Après avoir pris les coordonnées de ce bon Miloud, nous sommes monté à bord d'un bus plein de marocains et de quelques rares français, heureux comme on peut l'être quand on a devant soit 24heures à passer assis avec une clim réglée trop forte.

Mais peut importe! C'etait une fenêtre ouverte sur le Maroc, et nous étions prêts à passer cette épreuve, et de toutes façons après une nuit de 4h entre deux pieds de vigne, une quasi-nuit blanche à attendre un bus fantôme et une journée à la plage, nous allions passer le trajet à dormir ^^.

Mais rappelons le, dieu est un rigolo et il avait (à moins que ce ne soit un coup du bouledogue) planifié des pauses toutes les 3 ou 4 heures, soit autant de coupures de sommeil.

Heureusement nous fimes au cours du trajet la connaissance de... Mohamed (décidement...) marocain et enseignant en classe de 6ème à Casablaca, et de Samir, algérien en vacances qui remettait les pieds au Maghreb après une absence de 10 ans...

Plus nous descendions dans le sud, plus les 504 pijo chargées jusqu'au ciel se regroupaient en une espèce de flux migratoire grossissant, un peu comme les dauphins suivent certains bateau pendant un bout de route (quel poëte ^^).

L'arrivée au port au milieu de toutes ces files de véhicules qui attendent leur heure d'embarquement était assez impressionante...

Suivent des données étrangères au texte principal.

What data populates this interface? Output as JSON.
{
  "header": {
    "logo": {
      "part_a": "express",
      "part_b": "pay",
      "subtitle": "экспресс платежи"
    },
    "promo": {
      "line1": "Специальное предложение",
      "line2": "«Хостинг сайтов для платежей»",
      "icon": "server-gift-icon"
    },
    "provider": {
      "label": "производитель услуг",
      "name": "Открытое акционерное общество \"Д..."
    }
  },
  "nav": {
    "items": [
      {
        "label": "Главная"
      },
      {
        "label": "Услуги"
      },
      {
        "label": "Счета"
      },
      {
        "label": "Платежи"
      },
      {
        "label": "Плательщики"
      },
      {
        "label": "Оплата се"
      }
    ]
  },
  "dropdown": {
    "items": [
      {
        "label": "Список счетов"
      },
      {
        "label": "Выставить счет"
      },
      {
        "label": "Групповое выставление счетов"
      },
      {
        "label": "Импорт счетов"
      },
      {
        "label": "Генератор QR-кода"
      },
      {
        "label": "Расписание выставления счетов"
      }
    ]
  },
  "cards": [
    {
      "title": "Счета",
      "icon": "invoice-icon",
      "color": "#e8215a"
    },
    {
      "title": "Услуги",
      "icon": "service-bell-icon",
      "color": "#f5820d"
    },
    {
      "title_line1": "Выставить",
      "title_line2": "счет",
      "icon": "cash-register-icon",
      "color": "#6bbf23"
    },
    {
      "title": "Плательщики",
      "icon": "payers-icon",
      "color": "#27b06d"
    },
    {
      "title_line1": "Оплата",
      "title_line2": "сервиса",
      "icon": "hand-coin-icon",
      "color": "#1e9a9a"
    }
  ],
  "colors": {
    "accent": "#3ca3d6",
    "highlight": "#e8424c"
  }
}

La traversée commença assez mal puisque le policier qui vérifie les passeports et la fiche de renseignements qu'il avait fallu remplir juste à bord, décida de nous embêter car nous n'avions pas rempli la case "adresse au maroc" étant donné que effectivement, nous n'en avions pas... Le gentil policier (surement de la famille du bouledogue) nous jetta négligement un "hotel, maroc"; nous avons donc précisé "hotel, maroc" en face de la fameuse case et effectivement, il me tamponna mon passeport après s'être étonné de voir que j'étais français et non marocain. Apparement Julien ressemblait lui un peu trop à un français puisque le policier décidat que finalement, "hotel, maroc" n'était pas suffisant. Bon, rester calme et partir en quête d'un nom d'hotel à Tanger... Hotel Saphir fut ainsi choisi et le policier sembla satisfait. Un p'tit sourire hypocrite avant de partir, et le reste de la traversée se passa tranquilement au fil de discutions toujours autour des mêmes thèmes (voyage, maroc, philosophie, religions, etc...) avec Mohamed, Samir et Serge que nous avons rencontré grace au zèle du policier.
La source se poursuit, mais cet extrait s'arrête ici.